DALLAS — With its light-filled open spaces, massive windows, and wood-lined floors, the Nasher Sculpture Center feels like the kind of place where visitors should whisper, or maybe meditate. Its director, Jeremy Strick, speaks quite softly indeed while walking through the airy corridors. It is difficult to imagine anything disturbing this serene, Renzo Piano-designed building or its eminently even-tempered director. But then, you look up.
Strick is currently embroiled in a bitter dispute with the park’s next-door neighbor, Dallas’s Museum Tower, a shiny luxury condominium rising high above the skylit Nasher. Reflections cast by the tower’s deliberately reflective surface — which are 200 percent more reflective than was permitted in a now-expired agreement between the original landowner and developer — are so intense that they are threatening the art on view at the Nasher.
The effects are dramatic: Moving forward, the museum will not be able to install “anything polychrome, or anything with pigment that may be damaged by excessive light,” according to Strick. Almost a third of the Nasher’s permanent collection is comprised of paintings or drawings, which are now too delicate to go on view. “It will change our program and our business,” Strick told ARTINFO on a recent trip to Dallas. “At this point there are shows we can’t schedule, and works of art that won’t go on view.”
Already, the building has forced the museum to make major changes. Perhaps the most substantial occurred last year, but has been scarcely reported until now: James Turrell’s skyspace “Tending (Blue),” one of the institution’s signature sculptures, had to be closed permanently at the request of the artist after the rising Museum Tower impeded its uninterrupted view of the sky. “The whole idea of a skyspace is that you look up and see the sky, and see the colors and textures as the sky changes,” said Strick. “In effect, that work of art no longer exists.”

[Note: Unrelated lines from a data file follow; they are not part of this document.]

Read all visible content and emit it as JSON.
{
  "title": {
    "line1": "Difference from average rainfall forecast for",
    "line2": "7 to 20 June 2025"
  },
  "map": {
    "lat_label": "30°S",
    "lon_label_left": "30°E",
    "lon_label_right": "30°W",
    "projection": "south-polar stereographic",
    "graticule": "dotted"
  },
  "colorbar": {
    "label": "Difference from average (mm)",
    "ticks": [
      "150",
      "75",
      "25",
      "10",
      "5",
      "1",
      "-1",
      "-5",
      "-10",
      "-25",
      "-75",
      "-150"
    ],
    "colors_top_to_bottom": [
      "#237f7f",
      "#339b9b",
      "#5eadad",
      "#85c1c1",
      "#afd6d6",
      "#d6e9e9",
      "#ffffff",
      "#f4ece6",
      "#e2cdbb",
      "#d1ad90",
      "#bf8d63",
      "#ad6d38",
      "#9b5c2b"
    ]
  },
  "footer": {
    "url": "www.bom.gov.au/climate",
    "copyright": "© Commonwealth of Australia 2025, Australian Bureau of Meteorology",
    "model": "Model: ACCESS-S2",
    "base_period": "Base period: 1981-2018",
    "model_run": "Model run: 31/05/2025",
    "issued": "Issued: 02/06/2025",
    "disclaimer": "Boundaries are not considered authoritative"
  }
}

In response to the new atmospheric conditions generated by the shining Museum Tower, Turrell has designed a new skyspace on paper with a radically different shape, but the museum estimates that it will need more than $1.5 million to realize the work. In early negotiations, the Museum Tower expressed interest in contributing to the bill, but even those discussions have since taken a backseat to more pressing concerns about the building’s reflective surface, people familiar with the negotiations said.
The Nasher was also forced to draw a shade over the roof of the gallery that houses its current exhibition, “Elliott Hundley: The Bacchae” to protect the Los Angeles artist’s delicate assemblages, which incorporate photos and print clippings, from the beaming rays now flooding the Nasher’s galleries. “The gallery is dark now,” said Strick. Earlier this year, Picasso’s painting “Nude Man and Nude Woman” (1971) had to be removed from display at the Nasher to protect it from direct sunlight.
How does a museum go from being protected from direct sunlight to being fried by it? Piano’s patented honeycomb-patterned sunscreen, which runs along the Nasher’s roof, is designed at a precise angle to absorb the maximum amount of soft, full-spectrum sunlight. In the afternoons, when the hot Dallas sun beams down at the shiny Museum Tower, it ricochets off the surface and straight into the building and its neighboring sculpture garden.
The architect of the Museum Tower is currently assessing possibilities to tweak the building. Renzo Piano, for his part, told D Magazine that the current situation "absolutely insane."
"It would have been difficult to create a design that would have been more harmful to the Nasher," said Strick. “To not have thought about the context goes against everything that architecture is supposed to do."